Friday, September 6, 2013

Fixed or Mixed: The Dilemma of Mixed Models versus Linear Models

We all know what a linear (regression) model is, but mixed-models are less well-known (read more about them here). Linear model only model fixed effects, while mixed models model both fixed and random effects.

One of the questions that many people initially ask is: How do we know if a factor is random or fixed? Bodo Winter has a nice tutorial on linear mixed models, and I summarize the main points here:
  • if the factor has a systematic relation with the predicted value (or the class label, aka in machine learning), it is a fixed effect or variable (voice pitch has a systematic relation with gender, pitch is higher in females, while is lower in males)
  • if the factor has a non-systematic relation with the predicted value, it is a random effect (voice pitch has no systematic relation with subject ID, a certain subject might have a high or low pitch)

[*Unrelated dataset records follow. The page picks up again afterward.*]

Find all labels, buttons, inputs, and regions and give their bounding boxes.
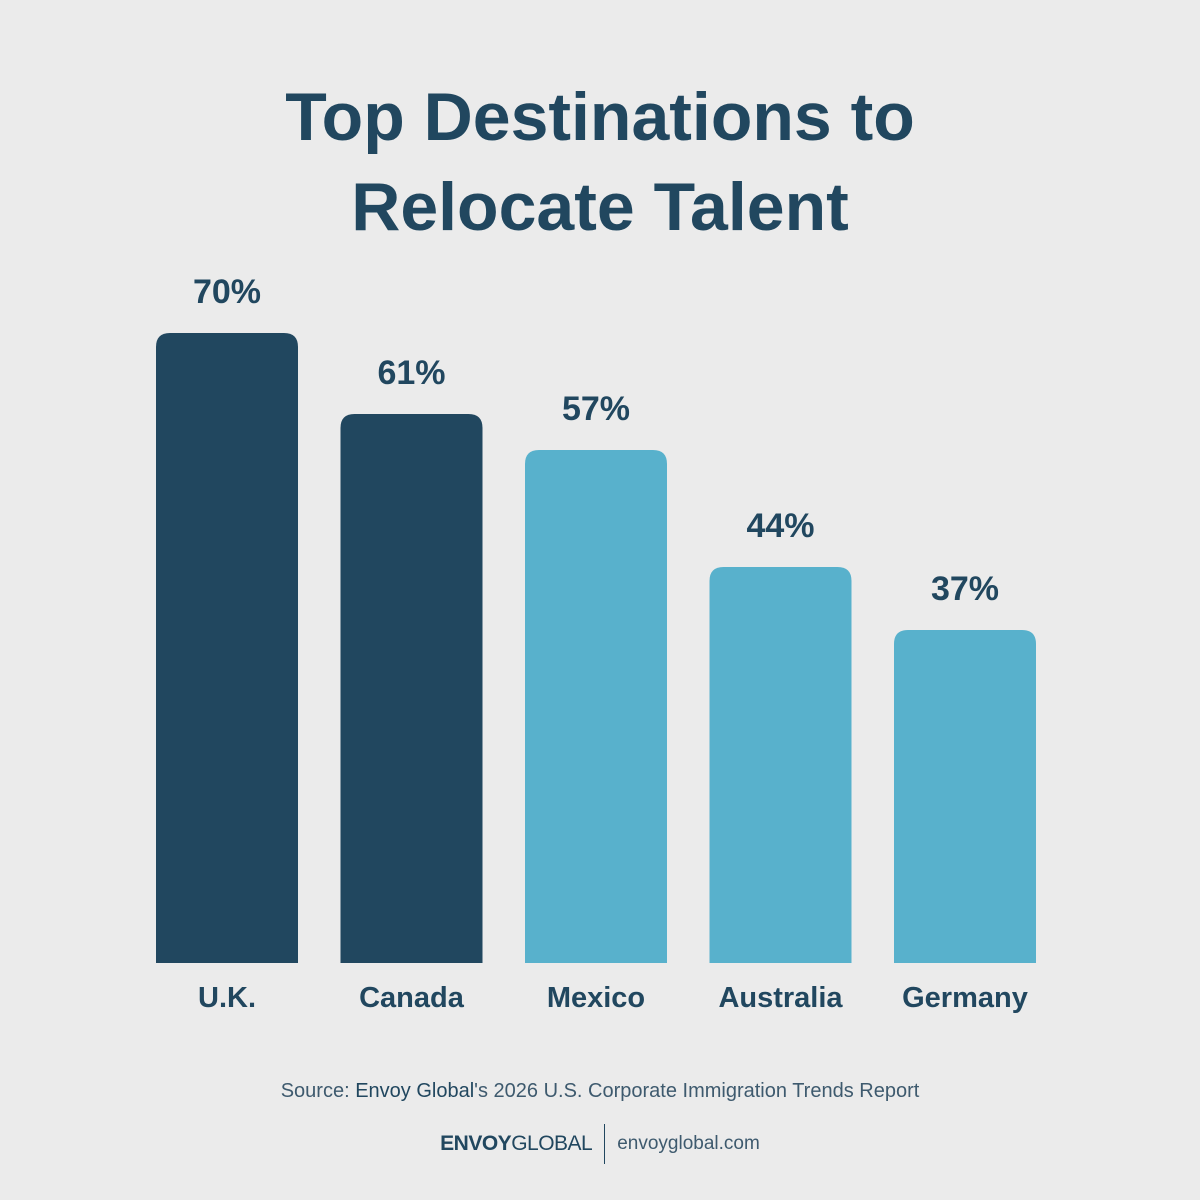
x-tick-label: Germany xyxy=(902,982,1028,1014)
x-tick-label: Mexico xyxy=(547,982,645,1014)
x-tick-label: Canada xyxy=(359,982,465,1014)
source-brand: Envoy Global xyxy=(355,1080,475,1102)
source-rest: 's 2026 U.S. Corporate Immigration Trend… xyxy=(474,1080,920,1102)
logo-bold: ENVOY xyxy=(440,1132,512,1155)
source-note: Source: Envoy Global's 2026 U.S. Corpora… xyxy=(0,1080,1200,1103)
chart-title: Top Destinations to Relocate Talent xyxy=(285,79,915,245)
logo: ENVOYGLOBAL xyxy=(440,1124,606,1164)
value-label: 57% xyxy=(562,390,630,428)
bar xyxy=(894,630,1036,963)
website: envoyglobal.com xyxy=(617,1133,760,1154)
source-prefix: Source: xyxy=(280,1080,356,1102)
value-label: 44% xyxy=(746,507,814,545)
x-tick-label: U.K. xyxy=(198,982,256,1014)
x-tick-label: Australia xyxy=(718,982,843,1014)
footer: ENVOYGLOBAL envoyglobal.com xyxy=(0,1124,1200,1164)
bar xyxy=(156,333,298,963)
value-label: 70% xyxy=(193,273,261,311)
bar xyxy=(525,450,667,963)
value-label: 37% xyxy=(931,570,999,608)
logo-light: GLOBAL xyxy=(511,1132,593,1155)
bar xyxy=(709,567,852,963)
bar xyxy=(340,414,483,963)
value-label: 61% xyxy=(377,354,445,392)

There is also another criteria (again, the credit goes to Bodo): "Fixed effects “exhaust the population of interest”, or they exhaust “the levels of a factor”. For example for a "gender" attribute, there’s only “male” or “female”, so these are the only two levels of this factor. In contrast, random effects generally sample from the population of interest. That  means that they are far away from “exhausting the population”, because there’s usually many many more subjects or items that you could have tested.